Whether you call yourself a territory manager or an outside salesperson, you’re an important link between manufacturers and the contractors that need their products. But how do you go from being good to great? How do you excel?
Setting yourself apart from the competition has little to do with the actual products you sell. The defining characteristic of a great outside salesperson is simple: They know each of their customers at an individual level and provide value to that relationship.
Every time you make contact with a customer, you must deliver value. You might think your job is to sell products, but that's just the end result. Your role is to build relationships and communicate the value you and your company bring to the customer every single time. This means knowing which of your products or services apply to any individual customer based on what they want and need. If you don't know your customer — if they're just a name — and you’re trying to push a product on them they have zero use for, you’re offering nothing useful.
Simply pushing product on a customer devalues you. A contractor has any number of suppliers they can buy from, so why should they purchase from you as an individual and as a company? Every customer is unique, and you can’t sell them a product if you don’t know their needs.
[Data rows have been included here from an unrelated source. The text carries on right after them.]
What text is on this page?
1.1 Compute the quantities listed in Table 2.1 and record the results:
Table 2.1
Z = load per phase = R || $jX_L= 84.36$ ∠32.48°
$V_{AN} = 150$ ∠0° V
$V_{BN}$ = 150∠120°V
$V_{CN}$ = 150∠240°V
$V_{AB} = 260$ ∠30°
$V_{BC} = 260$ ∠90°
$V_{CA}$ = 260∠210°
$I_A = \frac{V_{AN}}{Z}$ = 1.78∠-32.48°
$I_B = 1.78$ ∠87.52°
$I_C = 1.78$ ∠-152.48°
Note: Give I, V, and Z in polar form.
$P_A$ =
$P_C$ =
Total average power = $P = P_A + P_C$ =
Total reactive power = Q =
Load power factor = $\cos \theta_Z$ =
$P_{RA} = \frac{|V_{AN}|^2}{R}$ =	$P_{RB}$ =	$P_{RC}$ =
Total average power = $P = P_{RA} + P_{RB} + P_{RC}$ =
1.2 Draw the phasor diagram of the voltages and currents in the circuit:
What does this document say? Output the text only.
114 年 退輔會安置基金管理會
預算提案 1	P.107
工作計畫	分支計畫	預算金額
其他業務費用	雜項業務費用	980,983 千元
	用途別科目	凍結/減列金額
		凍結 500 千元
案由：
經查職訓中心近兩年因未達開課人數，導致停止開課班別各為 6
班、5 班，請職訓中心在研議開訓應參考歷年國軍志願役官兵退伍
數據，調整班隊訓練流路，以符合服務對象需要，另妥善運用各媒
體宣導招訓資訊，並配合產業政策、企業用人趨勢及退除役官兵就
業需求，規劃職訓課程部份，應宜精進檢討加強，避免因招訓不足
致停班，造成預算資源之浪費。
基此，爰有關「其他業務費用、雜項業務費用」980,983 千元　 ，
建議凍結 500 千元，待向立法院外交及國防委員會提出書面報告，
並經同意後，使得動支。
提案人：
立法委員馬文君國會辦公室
It’s never one size fits all. If you don't know your customer in and out, it's going to be a very tough sell.
To be effective, an outside salesperson must know everyone. When you’re calling on a contractor, you need to develop deeper relationships within the company besides just the owner. Over time, positions and personnel change; you never know who might be promoted internally. Establishing a wide range of contacts is essential.
To succeed, you've got to get to know the gatekeepers — the people within the business who can help facilitate your efforts or block you. The problem is you don't always know who they are. A key rule in working through this process: always be friendly to everyone you encounter at the business. Make an effort to learn their first names and know what their roles are.
As a coach, I've gone on joint sales calls with territory managers who ignore people as they walk through the business to see the owner. Not good! That person you just walked by without acknowledging might be the next purchasing agent for the company, and now they don’t like you. I know this from firsthand experience. I once lost a very large account because I didn't have those relationships built and jobs changed at the company. Over one weekend, I lost a half million dollars with a business, and it took me a full year to get it all back. I only made that expensive mistake once.
Never forget to say thank you and show appreciation for their business. You think that would be simple, but I’ve watched it not happen all too many times.
A customer advocate
A great outside salesperson also must communicate very well, both internally and externally. Not only do you have to communicate well on the outbound messaging to your customers, but you also have to turn around and communicate extremely well to your own company. You are the customer’s advocate, representing their needs, and striving to provide value. Selling is a byproduct of the value you provide the customer. It’s the result of hard work done on a personal and professional level to be of true service to contractors. By helping meet their needs — and helping meet needs they hadn’t recognized before — the sale will happen naturally.